Authorities of the University of Ghana are compelled to increase academic user fees beginning next academic year due to some financial constraints.
The University authority was dragged to court over failure to settle a 43million Cedis loan facility it secured in 2008 to build four halls for the school. The school lost the case in court and was compelled to pay a judgement debt of 528 million Cedis.
The university management was also asked to show good fate by depositing 50million Ghana Cedis by the end of May 2019 or lose control of the halls.
The Dean of Students at the University, Professor Godfred Bopkin told Joy FM in an interview that the country’s premier university has been going through financial challenges for some time now due to government neglect and pressure from servicing the loan facility.
According to him, the institution can no longer honour all its financial obligations including the judgment debt if it does not increase fees in the next academic year.
“I think increasing fees is available even without this judgment debt. There is the need to take a realistic look at the fees that students are paying because the university is heavily underfunded by government. The binding fiscal constraint on the university has to be addressed,” he said.

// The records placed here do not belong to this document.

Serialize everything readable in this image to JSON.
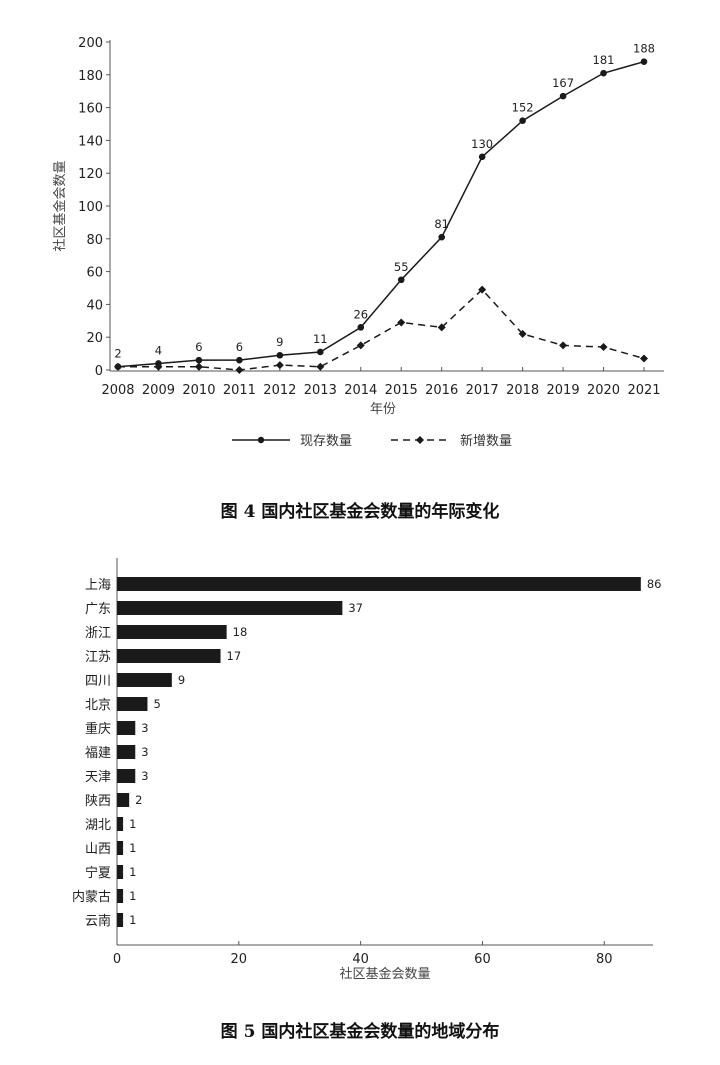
{
  "chart_data": [
    {
      "type": "line",
      "caption": "图 4  国内社区基金会数量的年际变化",
      "xlabel": "年份",
      "ylabel": "社区基金会数量",
      "x": [
        2008,
        2009,
        2010,
        2011,
        2012,
        2013,
        2014,
        2015,
        2016,
        2017,
        2018,
        2019,
        2020,
        2021
      ],
      "ylim": [
        0,
        200
      ],
      "yticks": [
        0,
        20,
        40,
        60,
        80,
        100,
        120,
        140,
        160,
        180,
        200
      ],
      "series": [
        {
          "name": "现存数量",
          "style": "solid",
          "marker": "circle",
          "values": [
            2,
            4,
            6,
            6,
            9,
            11,
            26,
            55,
            81,
            130,
            152,
            167,
            181,
            188
          ],
          "labels": [
            "2",
            "4",
            "6",
            "6",
            "9",
            "11",
            "26",
            "55",
            "81",
            "130",
            "152",
            "167",
            "181",
            "188"
          ]
        },
        {
          "name": "新增数量",
          "style": "dashed",
          "marker": "diamond",
          "values": [
            2,
            2,
            2,
            0,
            3,
            2,
            15,
            29,
            26,
            49,
            22,
            15,
            14,
            7
          ]
        }
      ],
      "legend_position": "bottom",
      "color": "#1a1a1a"
    },
    {
      "type": "bar",
      "orientation": "horizontal",
      "caption": "图 5  国内社区基金会数量的地域分布",
      "xlabel": "社区基金会数量",
      "categories": [
        "上海",
        "广东",
        "浙江",
        "江苏",
        "四川",
        "北京",
        "重庆",
        "福建",
        "天津",
        "陕西",
        "湖北",
        "山西",
        "宁夏",
        "内蒙古",
        "云南"
      ],
      "values": [
        86,
        37,
        18,
        17,
        9,
        5,
        3,
        3,
        3,
        2,
        1,
        1,
        1,
        1,
        1
      ],
      "xlim": [
        0,
        88
      ],
      "xticks": [
        0,
        20,
        40,
        60,
        80
      ],
      "color": "#1a1a1a"
    }
  ]
}
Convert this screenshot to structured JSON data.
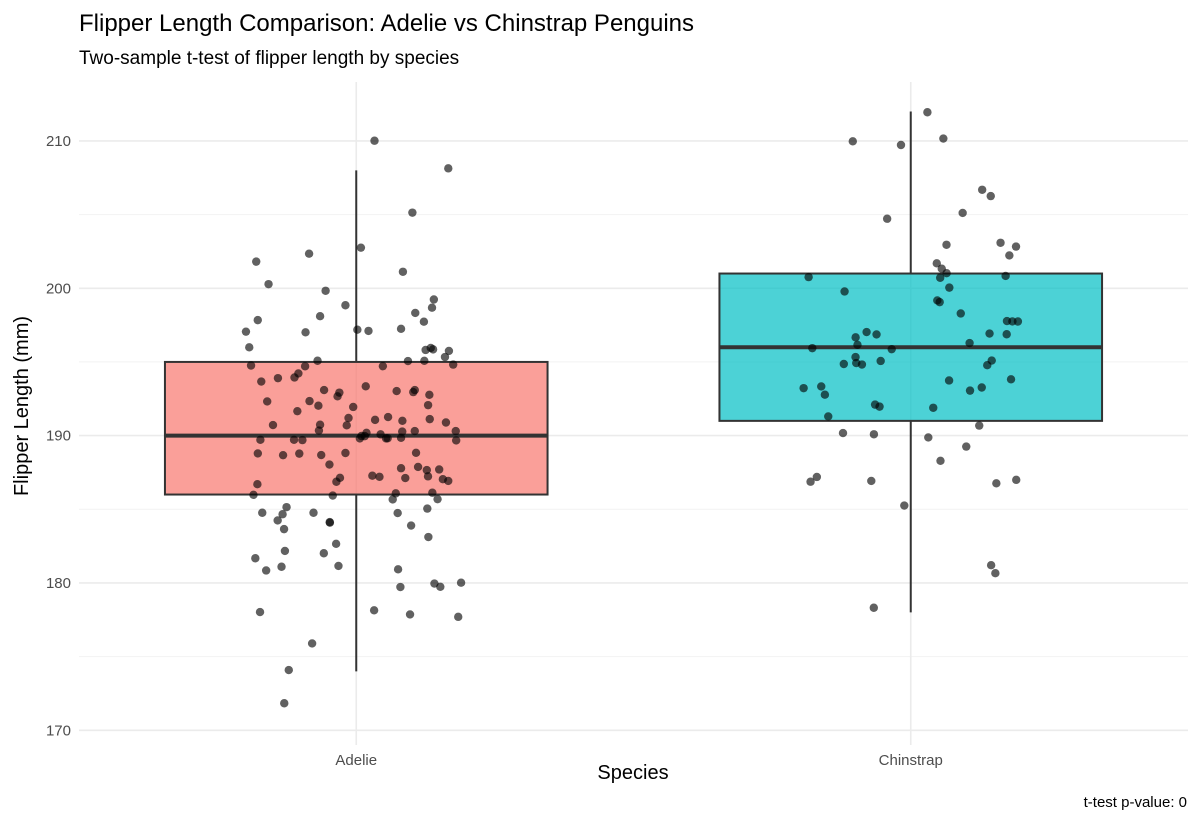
{
  "chart_data": {
    "type": "box",
    "title": "Flipper Length Comparison: Adelie vs Chinstrap Penguins",
    "subtitle": "Two-sample t-test of flipper length by species",
    "xlabel": "Species",
    "ylabel": "Flipper Length (mm)",
    "caption": "t-test p-value: 0",
    "categories": [
      "Adelie",
      "Chinstrap"
    ],
    "ylim": [
      169,
      214
    ],
    "yticks": [
      170,
      180,
      190,
      200,
      210
    ],
    "grid": true,
    "legend": "none",
    "boxes": [
      {
        "category": "Adelie",
        "color": "#f8766d",
        "lower_whisker": 174,
        "q1": 186,
        "median": 190,
        "q3": 195,
        "upper_whisker": 208
      },
      {
        "category": "Chinstrap",
        "color": "#00bfc4",
        "lower_whisker": 178,
        "q1": 191,
        "median": 196,
        "q3": 201,
        "upper_whisker": 212
      }
    ],
    "points": [
      {
        "category": "Adelie",
        "values": [
          210,
          208,
          205,
          203,
          202,
          202,
          201,
          200,
          200,
          199,
          199,
          199,
          198,
          198,
          198,
          198,
          197,
          197,
          197,
          197,
          197,
          196,
          196,
          196,
          196,
          196,
          195,
          195,
          195,
          195,
          195,
          195,
          195,
          195,
          194,
          194,
          194,
          194,
          193,
          193,
          193,
          193,
          193,
          193,
          193,
          193,
          192,
          192,
          192,
          192,
          192,
          192,
          191,
          191,
          191,
          191,
          191,
          191,
          191,
          191,
          191,
          190,
          190,
          190,
          190,
          190,
          190,
          190,
          190,
          190,
          190,
          190,
          190,
          190,
          190,
          190,
          190,
          189,
          189,
          189,
          189,
          189,
          189,
          188,
          188,
          188,
          188,
          188,
          187,
          187,
          187,
          187,
          187,
          187,
          187,
          187,
          187,
          186,
          186,
          186,
          186,
          186,
          186,
          185,
          185,
          185,
          185,
          185,
          185,
          184,
          184,
          184,
          184,
          184,
          183,
          183,
          182,
          182,
          182,
          181,
          181,
          181,
          181,
          180,
          180,
          180,
          180,
          178,
          178,
          178,
          178,
          176,
          174,
          172
        ]
      },
      {
        "category": "Chinstrap",
        "values": [
          212,
          210,
          210,
          210,
          207,
          206,
          205,
          205,
          203,
          203,
          203,
          202,
          202,
          201,
          201,
          201,
          201,
          201,
          200,
          200,
          199,
          199,
          198,
          198,
          198,
          198,
          197,
          197,
          197,
          197,
          197,
          196,
          196,
          196,
          196,
          195,
          195,
          195,
          195,
          195,
          195,
          195,
          194,
          194,
          193,
          193,
          193,
          193,
          193,
          192,
          192,
          192,
          191,
          191,
          190,
          190,
          190,
          189,
          188,
          187,
          187,
          187,
          187,
          187,
          185,
          181,
          181,
          178
        ]
      }
    ]
  }
}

He justified the university’s decision to increase fees indicating that, the fees being paid currently by the students has not been changed since the 2015/2016 academic year when Parliament intervened.
“In the last three academic years, because Parliament had to step in to determine who has the right to determine fees, we are still charging fees that we charged as low as it was in the 2015/2016 academic year. You will bear with me that prices in 2015 are not the same as prices today. There is the need to take a realistic look at fees grossly because the reality on the ground is that we are running down our assets and unable to maintain and we are unable to expand our infrastructure," the Dean intimated.
Meanwhile, the entire student body have also been agitating over the privation of the hostels which are currently in question. They argue that the privatization of these hostels would make things difficult for students who are already overburdened with other academic related fees.
Addressing the issue, the Dean of students indicated that a decision has not yet been taken by management to private the halls even though it is on the table.
“There isn’t any firm decision to privatize those hostels, but that proposal has also come up for consideration. Because the university is looking at various options available to enable the university draw down on these facilities. As we speak right now, the university does not have the balance sheet,” he emphasised.